V: Em seu livro, você lembra do episódio em que foi assediada por Robin Thicke durante a gravação do videoclipe Blurred Lines. Como você se sentiu revelando isso ao mundo?
ER:
Esta é uma parte da minha complicada trajetória com a moda, e foi vazada para a imprensa sem o contexto do livro. As pessoas passaram a falar: “Nossa, ela se pronunciou sobre este assunto”. Mas esta não era minha intenção, queria que as pessoas lessem o que escrevi para que entendessem que eu estava falando sobre a dinâmica de poder entre homens e mulheres. Algumas pessoas bem intencionadas até me elogiaram por ter “quebrado o silêncio”, mas eu sempre dizia: “Você nem chegou a ler…” [risos]. Na verdade, eu nem tinha certeza se queria incluir essa experiência no livro porque sabia que acabaria virando manchete, mas acredito que, com o contexto, as pessoas irão entender porque decidi adicioná-lo.

V: Em entrevista à “British Vogue”, você afirmou ter mais interesse em fazer perguntas em relação ao feminismo do que dar respostas prontas.

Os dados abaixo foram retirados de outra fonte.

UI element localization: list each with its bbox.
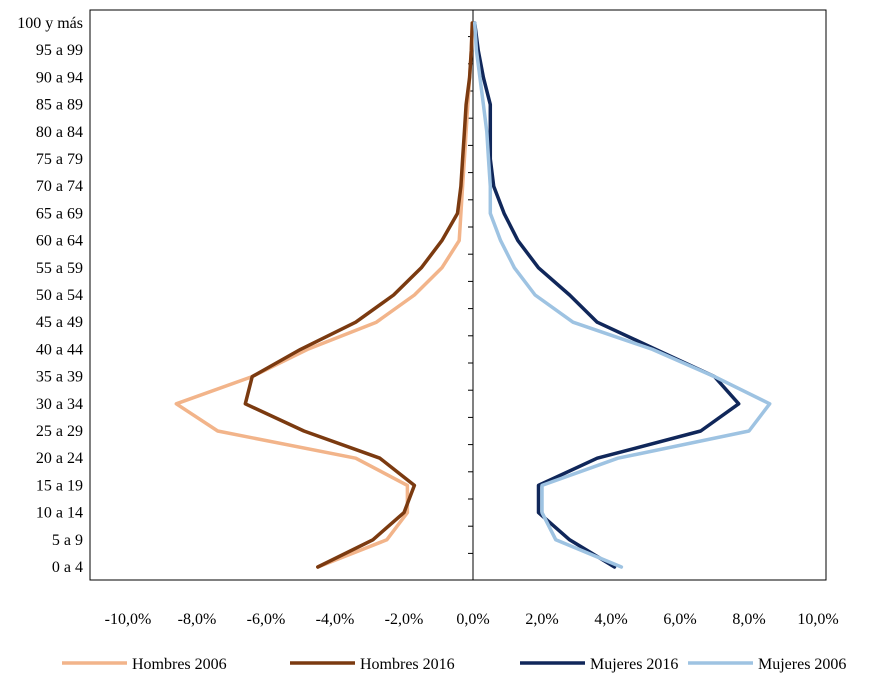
series-line-1 (243, 21, 475, 569)
y-axis-labels: 0 a 4 5 a 9 10 a 14 15 a 19 20 a 24 25 a 29 30… (17, 15, 83, 576)
y-tick-label: 60 a 64 (36, 233, 83, 250)
x-tick-label: 6,0% (663, 611, 696, 628)
y-tick-label: 50 a 54 (36, 287, 83, 304)
y-tick-label: 45 a 49 (36, 314, 83, 331)
y-tick-label: 30 a 34 (36, 396, 83, 413)
y-tick-label: 5 a 9 (52, 532, 83, 549)
x-tick-label: 8,0% (732, 611, 765, 628)
y-tick-label: 65 a 69 (36, 205, 83, 222)
legend: Hombres 2006 Hombres 2016 Mujeres 2016 Muje… (62, 656, 846, 673)
y-tick-label: 20 a 24 (36, 450, 83, 467)
x-axis-labels: -10,0% -8,0% -6,0% -4,0% -2,0% 0,0% 2,0% 4,0% 6,… (105, 611, 839, 628)
y-tick-label: 0 a 4 (52, 559, 83, 576)
x-tick-label: -10,0% (105, 611, 152, 628)
series-line-3 (472, 21, 772, 569)
y-tick-label: 40 a 44 (36, 341, 83, 358)
y-tick-label: 55 a 59 (36, 260, 83, 277)
legend-label-0: Hombres 2006 (132, 656, 227, 673)
y-tick-label: 80 a 84 (36, 124, 83, 141)
y-tick-label: 95 a 99 (36, 42, 83, 59)
series-line-0 (174, 21, 475, 569)
legend-label-1: Hombres 2016 (360, 656, 455, 673)
y-tick-label: 100 y más (17, 15, 83, 32)
y-tick-label: 85 a 89 (36, 97, 83, 114)
plot-area-border (89, 9, 827, 581)
x-tick-label: -4,0% (316, 611, 355, 628)
x-tick-label: -6,0% (247, 611, 286, 628)
x-tick-label: 4,0% (594, 611, 627, 628)
y-tick-label: 90 a 94 (36, 69, 83, 86)
y-tick-label: 25 a 29 (36, 423, 83, 440)
x-tick-label: -2,0% (385, 611, 424, 628)
series-lines (174, 21, 772, 569)
y-axis-ticks (468, 36, 473, 554)
y-tick-label: 75 a 79 (36, 151, 83, 168)
x-tick-label: 10,0% (797, 611, 838, 628)
x-tick-label: 0,0% (456, 611, 489, 628)
y-tick-label: 15 a 19 (36, 477, 83, 494)
y-tick-label: 70 a 74 (36, 178, 83, 195)
x-tick-label: 2,0% (525, 611, 558, 628)
series-line-2 (472, 21, 741, 569)
legend-label-2: Mujeres 2016 (590, 656, 678, 673)
y-tick-label: 10 a 14 (36, 505, 83, 522)
legend-label-3: Mujeres 2006 (758, 656, 846, 673)
x-tick-label: -8,0% (178, 611, 217, 628)
y-tick-label: 35 a 39 (36, 369, 83, 386)
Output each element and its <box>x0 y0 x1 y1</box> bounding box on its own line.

Em um mundo tão polarizado, no qual a cultura do cancelamento é tão disseminada, não é tão comum haver pessoas interessadas em analisar as situações em vez de simplesmente se posicionar de um lado.
ER:
Na nossa cultura, costumamos dividir as coisas e as pessoas em duas categorias: boas e más. Se fosse assim, a vida seria mais fácil, mas a realidade é que ela é mais complicada do que isso. Por isso, eu estou mais interessada em fazer perguntas e revelar dinâmicas de poder em vez de acusar uma pessoa de ter feito algo errado. Meu objetivo é mostrar que muitas circunstâncias influenciam a forma como estas situações se desenvolvem. Eu nem penso tanto assim sobre este fato em particular, para mim, a ideia do livro é ilustrar a experiência de uma mulher que passou por este tipo de experiência no ambiente de trabalho e como a aparência dela está conectada com o que aconteceu.

V: As mulheres brasileiras, assim como você, têm uma imagem muito sexualizada internacionalmente. Como você lidou com isso quando era mais nova?
ER:
Quando estava no Ensino Fundamental II tinha vezes em que queria usar uma roupa mais sexy. Estava descobrindo como me sentia ao receber atenção dos meninos. Na época, eu pensava comigo mesma: “Bom, vou sexualizar a mim mesma porque, pelo menos, estarei no controle e terei sucesso dessa forma”. Sim, o controle proporciona algo, mas não me protegeu e não fez com que eu me sentisse realizada. Eu não sentia que, de fato, tinha poder. Quando olho para a menina que eu era com vinte e poucos anos eu me pergunto: “Você achava que estava no controle, mas você se sentiu tão bem assim? Foi tão maravilhoso?” Esse é o insight que eu quero provocar nas meninas mais jovens. Você sente que está vencendo, mas, no fim, vem um alto custo porque você acaba sendo avaliada somente pela sua aparência. E como fica seu respeito próprio?

V: E agora, depois do sucesso de seu primeiro livro, existe a possibilidade de você escrever outro?
ER:
Eu gostaria, ainda não comecei. Mas gostaria, sim.